Anthroposophic Medicine is a holistic system of medicine developed by Rudolf Steiner as an extension of conventional bio-medicine. It evolved out of Anthroposophy – a system of knowledge of the whole human being – formulated by Rudolf Steiner in the first quarter of the twentieth century. It is founded on the understanding of the human being as a living Body, Soul and Spirit, and on a spiritual-scientific description of these three aspects in health and illness. Health is seen in the healthy interaction of these members; ill-health in the disturbance of their equilibrium; and healing is brought about through the therapeutic substances or activities that will restore the balance.
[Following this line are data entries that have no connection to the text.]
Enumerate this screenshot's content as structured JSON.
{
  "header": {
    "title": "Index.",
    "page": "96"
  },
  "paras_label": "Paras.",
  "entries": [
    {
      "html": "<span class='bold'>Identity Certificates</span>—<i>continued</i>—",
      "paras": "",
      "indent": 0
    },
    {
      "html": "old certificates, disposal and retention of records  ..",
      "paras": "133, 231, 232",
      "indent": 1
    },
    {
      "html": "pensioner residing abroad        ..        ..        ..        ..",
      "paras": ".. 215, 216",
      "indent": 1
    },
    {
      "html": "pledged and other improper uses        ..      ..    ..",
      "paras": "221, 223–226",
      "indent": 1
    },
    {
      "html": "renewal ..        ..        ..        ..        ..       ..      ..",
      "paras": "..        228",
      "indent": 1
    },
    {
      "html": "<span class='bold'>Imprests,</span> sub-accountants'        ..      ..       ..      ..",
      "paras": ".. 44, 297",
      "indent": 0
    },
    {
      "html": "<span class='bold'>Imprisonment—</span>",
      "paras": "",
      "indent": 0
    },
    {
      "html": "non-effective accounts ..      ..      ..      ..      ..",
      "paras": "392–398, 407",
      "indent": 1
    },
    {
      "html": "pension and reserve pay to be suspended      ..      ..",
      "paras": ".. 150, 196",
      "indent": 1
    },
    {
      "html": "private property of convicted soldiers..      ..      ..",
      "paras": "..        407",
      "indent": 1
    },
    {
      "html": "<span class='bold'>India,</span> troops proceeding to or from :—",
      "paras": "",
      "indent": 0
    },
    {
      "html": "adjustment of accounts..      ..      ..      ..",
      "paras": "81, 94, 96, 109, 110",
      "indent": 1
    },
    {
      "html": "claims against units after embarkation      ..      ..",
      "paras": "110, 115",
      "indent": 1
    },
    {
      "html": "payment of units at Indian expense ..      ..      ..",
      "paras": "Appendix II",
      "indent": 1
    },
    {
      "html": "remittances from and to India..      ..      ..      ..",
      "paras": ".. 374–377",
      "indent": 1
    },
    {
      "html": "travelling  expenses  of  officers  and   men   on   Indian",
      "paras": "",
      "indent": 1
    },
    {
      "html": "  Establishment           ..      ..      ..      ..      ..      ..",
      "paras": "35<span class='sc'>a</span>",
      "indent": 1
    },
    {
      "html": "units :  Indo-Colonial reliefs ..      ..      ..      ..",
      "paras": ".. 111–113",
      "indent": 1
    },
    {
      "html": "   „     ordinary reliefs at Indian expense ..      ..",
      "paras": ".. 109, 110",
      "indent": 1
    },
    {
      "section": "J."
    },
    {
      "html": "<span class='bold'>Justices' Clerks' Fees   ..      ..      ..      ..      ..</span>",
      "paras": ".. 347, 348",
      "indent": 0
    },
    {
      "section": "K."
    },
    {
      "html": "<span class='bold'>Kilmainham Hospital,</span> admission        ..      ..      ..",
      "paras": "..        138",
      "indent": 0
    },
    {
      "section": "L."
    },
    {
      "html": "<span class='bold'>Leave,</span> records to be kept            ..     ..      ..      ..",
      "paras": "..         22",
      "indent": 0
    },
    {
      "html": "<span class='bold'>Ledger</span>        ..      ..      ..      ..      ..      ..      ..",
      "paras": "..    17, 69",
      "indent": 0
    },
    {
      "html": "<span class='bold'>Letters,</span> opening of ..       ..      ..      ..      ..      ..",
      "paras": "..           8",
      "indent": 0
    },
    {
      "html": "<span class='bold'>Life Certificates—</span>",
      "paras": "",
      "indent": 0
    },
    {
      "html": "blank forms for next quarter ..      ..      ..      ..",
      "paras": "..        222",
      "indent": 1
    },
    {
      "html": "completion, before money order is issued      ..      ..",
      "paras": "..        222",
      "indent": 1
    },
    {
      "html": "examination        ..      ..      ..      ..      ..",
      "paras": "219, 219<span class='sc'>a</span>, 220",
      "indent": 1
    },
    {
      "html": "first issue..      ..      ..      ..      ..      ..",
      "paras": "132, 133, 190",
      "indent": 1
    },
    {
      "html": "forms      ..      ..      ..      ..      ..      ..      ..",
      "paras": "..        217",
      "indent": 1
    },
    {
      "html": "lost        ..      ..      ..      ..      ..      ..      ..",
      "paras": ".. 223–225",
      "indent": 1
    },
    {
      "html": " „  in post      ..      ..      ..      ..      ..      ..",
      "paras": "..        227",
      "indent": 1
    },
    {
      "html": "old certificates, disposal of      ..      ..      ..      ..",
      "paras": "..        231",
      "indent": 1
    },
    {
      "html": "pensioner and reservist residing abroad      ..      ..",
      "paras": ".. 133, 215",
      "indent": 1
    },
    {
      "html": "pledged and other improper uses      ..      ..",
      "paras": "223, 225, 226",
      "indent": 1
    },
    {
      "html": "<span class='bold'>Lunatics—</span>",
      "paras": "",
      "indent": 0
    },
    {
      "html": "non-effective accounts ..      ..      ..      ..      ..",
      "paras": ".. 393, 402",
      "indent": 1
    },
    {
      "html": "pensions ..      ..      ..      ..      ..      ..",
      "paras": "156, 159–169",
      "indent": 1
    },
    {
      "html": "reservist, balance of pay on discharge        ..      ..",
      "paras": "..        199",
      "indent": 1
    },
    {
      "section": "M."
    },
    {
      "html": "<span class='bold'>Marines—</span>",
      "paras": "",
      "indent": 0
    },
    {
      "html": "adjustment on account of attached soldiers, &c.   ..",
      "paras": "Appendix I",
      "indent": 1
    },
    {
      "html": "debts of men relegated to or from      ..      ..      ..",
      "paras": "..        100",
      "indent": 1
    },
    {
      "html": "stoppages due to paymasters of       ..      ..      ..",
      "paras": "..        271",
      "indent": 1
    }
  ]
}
Anthroposophically Integrated Medicine describes the correspondences and specific relationships that exist between the human being, the starry universe and the surrounding world of nature. Understanding the nature of the specific substances and forces within the mineral, plant and animal kingdoms enables these to be harnessed pharmaceutically and used rationally and individually in therapy. Understanding the nature of Soul and Spirit and their connection to the Body provides for the exploration of the psycho-spiritual dimensions in illness and healing. Illness can thereby be treated at a deep level.
Transformation and self-empowerment is actively supported as part of the healing process. Anthroposophically Integrated Medicine forms a broad medical framework into which other therapeutic systems such as homeopathy, naturopathy and acupuncture can be integrated.
Other therapies used in this integrated medical system to assist the healing process include therapies evolved out of Anthroposophy such as:
- psychophonetic counselling
- art therapy
- therapeutic eurythmy
- nutritional therapy
- rhythmical massage
as well as other therapies derived from health disciplines such as:
- phytotherapy [herbal medicine]
- craniosacral therapy
- aromatherapy and others.
Iscador mistletoe therapy is a cancer therapy developed out of anthroposophically integrated medicine.